SAO PAULO -- Eight former Brazilian environment ministers lashed out at far-right President Jair Bolsonaro on Wednesday, saying his administration is "wrecking" environmental protections.
Gathered at the University of Sao Paulo, the former officials issued a blistering statement on what they called the government's attacks on public policies that protect the ecosystem.
"We are witnessing a series of unprecedented actions that are draining the Ministry of the Environment's capacity to formulate and implement public policies. Key government figures deny climate change and signal setbacks in efforts to reduce greenhouse gas emissions," said the statement signed by the eight former officials, who served in different administrations over the past quarter century and hold differing political views.
They said the Bolsonaro government, which took office Jan. 1, has installed a sense of "impunity" that may favor deforestation in the Amazon, the vast expanse of rain forest whose existence many scientists consider vital to curbing climate change.
"We risk an out-of-control increase in deforestation," the statement said.
Marina Silva, who was environment minister in 2003-2008, said it was the first time that "a government had as policy to destroy everything done before."
As a congressman and presidential candidate, Bolsonaro repeatedly questioned the reality of climate change and claimed that environmental groups operate under foreign influence, hampering Brazil's economic growth.
His foreign minister, Ernesto Araújo, has called the campaign to curb climate change a "Marxist" plan designed to benefit China.

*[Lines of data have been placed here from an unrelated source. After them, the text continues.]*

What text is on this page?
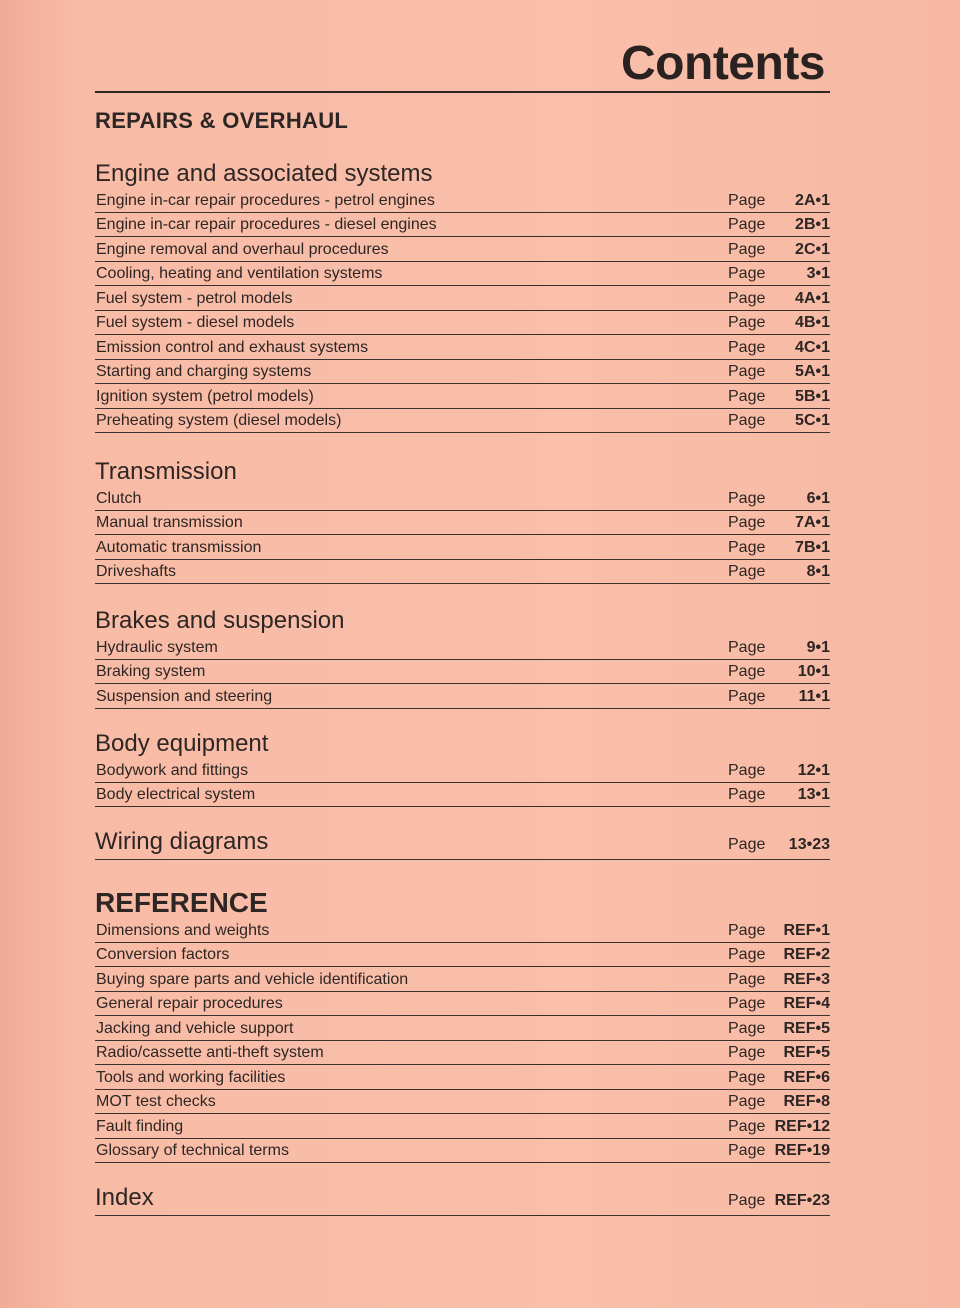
Contents
REPAIRS & OVERHAUL
Engine and associated systems
Engine in-car repair procedures - petrol engines	Page	2A•1
Engine in-car repair procedures - diesel engines	Page	2B•1
Engine removal and overhaul procedures	Page	2C•1
Cooling, heating and ventilation systems	Page	3•1
Fuel system - petrol models	Page	4A•1
Fuel system - diesel models	Page	4B•1
Emission control and exhaust systems	Page	4C•1
Starting and charging systems	Page	5A•1
Ignition system (petrol models)	Page	5B•1
Preheating system (diesel models)	Page	5C•1
Transmission
Clutch	Page	6•1
Manual transmission	Page	7A•1
Automatic transmission	Page	7B•1
Driveshafts	Page	8•1
Brakes and suspension
Hydraulic system	Page	9•1
Braking system	Page	10•1
Suspension and steering	Page	11•1
Body equipment
Bodywork and fittings	Page	12•1
Body electrical system	Page	13•1
Wiring diagrams	Page	13•23
REFERENCE
Dimensions and weights	Page	REF•1
Conversion factors	Page	REF•2
Buying spare parts and vehicle identification	Page	REF•3
General repair procedures	Page	REF•4
Jacking and vehicle support	Page	REF•5
Radio/cassette anti-theft system	Page	REF•5
Tools and working facilities	Page	REF•6
MOT test checks	Page	REF•8
Fault finding	Page REF•12
Glossary of technical terms	Page REF•19
Index	Page REF•23
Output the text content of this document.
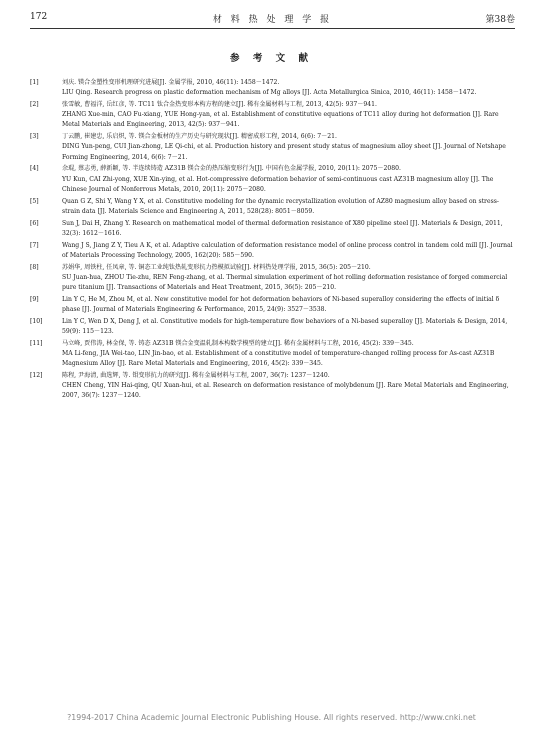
172	材 料 热 处 理 学 报	第38卷
参 考 文 献
[1]	刘庆. 镁合金塑性变形机理研究进展[J]. 金属学报, 2010, 46(11): 1458－1472.
LIU Qing. Research progress on plastic deformation mechanism of Mg alloys [J]. Acta Metallurgica Sinica, 2010, 46(11): 1458－1472.
[2]	张雪敏, 曹福洋, 岳红彦, 等. TC11 钛合金热变形本构方程的建立[J]. 稀有金属材料与工程, 2013, 42(5): 937－941.
ZHANG Xue-min, CAO Fu-xiang, YUE Hong-yan, et al. Establishment of constitutive equations of TC11 alloy during hot deformation [J]. Rare Metal Materials and Engineering, 2013, 42(5): 937－941.
[3]	丁云鹏, 崔建忠, 乐启炽, 等. 镁合金板材的生产历史与研究现状[J]. 精密成形工程, 2014, 6(6): 7－21.
DING Yun-peng, CUI Jian-zhong, LE Qi-chi, et al. Production history and present study status of magnesium alloy sheet [J]. Journal of Netshape Forming Engineering, 2014, 6(6): 7－21.
[4]	余琨, 蔡志勇, 薛新颖, 等. 半连续铸造 AZ31B 镁合金的热压缩变形行为[J]. 中国有色金属学报, 2010, 20(11): 2075－2080.
YU Kun, CAI Zhi-yong, XUE Xin-ying, et al. Hot-compressive deformation behavior of semi-continuous cast AZ31B magnesium alloy [J]. The Chinese Journal of Nonferrous Metals, 2010, 20(11): 2075－2080.
[5]	Quan G Z, Shi Y, Wang Y X, et al. Constitutive modeling for the dynamic recrystallization evolution of AZ80 magnesium alloy based on stress-strain data [J]. Materials Science and Engineering A, 2011, 528(28): 8051－8059.
[6]	Sun J, Dai H, Zhang Y. Research on mathematical model of thermal deformation resistance of X80 pipeline steel [J]. Materials & Design, 2011, 32(3): 1612－1616.
[7]	Wang J S, Jiang Z Y, Tieu A K, et al. Adaptive calculation of deformation resistance model of online process control in tandem cold mill [J]. Journal of Materials Processing Technology, 2005, 162(20): 585－590.
[8]	苏娟华, 周铁柱, 任凤章, 等. 铜态工业纯钛热轧变形抗力热模拟试验[J]. 材料热处理学报, 2015, 36(5): 205－210.
SU Juan-hua, ZHOU Tie-zhu, REN Feng-zhang, et al. Thermal simulation experiment of hot rolling deformation resistance of forged commercial pure titanium [J]. Transactions of Materials and Heat Treatment, 2015, 36(5): 205－210.
[9]	Lin Y C, He M, Zhou M, et al. New constitutive model for hot deformation behaviors of Ni-based superalloy considering the effects of initial δ phase [J]. Journal of Materials Engineering & Performance, 2015, 24(9): 3527－3538.
[10]	Lin Y C, Wen D X, Deng J, et al. Constitutive models for high-temperature flow behaviors of a Ni-based superalloy [J]. Materials & Design, 2014, 59(9): 115－123.
[11]	马立峰, 贾伟涛, 林金保, 等. 铸态 AZ31B 镁合金变温轧制本构数学模型的建立[J]. 稀有金属材料与工程, 2016, 45(2): 339－345.
MA Li-feng, JIA Wei-tao, LIN Jin-bao, et al. Establishment of a constitutive model of temperature-changed rolling process for As-cast AZ31B Magnesium Alloy [J]. Rare Metal Materials and Engineering, 2016, 45(2): 339－345.
[12]	陈程, 尹海清, 曲选辉, 等. 钼变形抗力的研究[J]. 稀有金属材料与工程, 2007, 36(7): 1237－1240.
CHEN Cheng, YIN Hai-qing, QU Xuan-hui, et al. Research on deformation resistance of molybdenum [J]. Rare Metal Materials and Engineering, 2007, 36(7): 1237－1240.
?1994-2017 China Academic Journal Electronic Publishing House. All rights reserved. http://www.cnki.net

Bolsonaro's administration has transferred the Brazilian Forest Service, responsible for forest conservation, to the Agriculture Ministry. In addition, the ministry was empowered to determine the demarcation of indigenous lands, also seen by critics as a major win for Brazil's agribusiness.
"The president is showing that the environment ministry is an extension of agriculture. Everything the agribusiness wants, the government does. That is the current policy," said one of the signers, José Sarney Filho, who was environment minister in 2016-2018.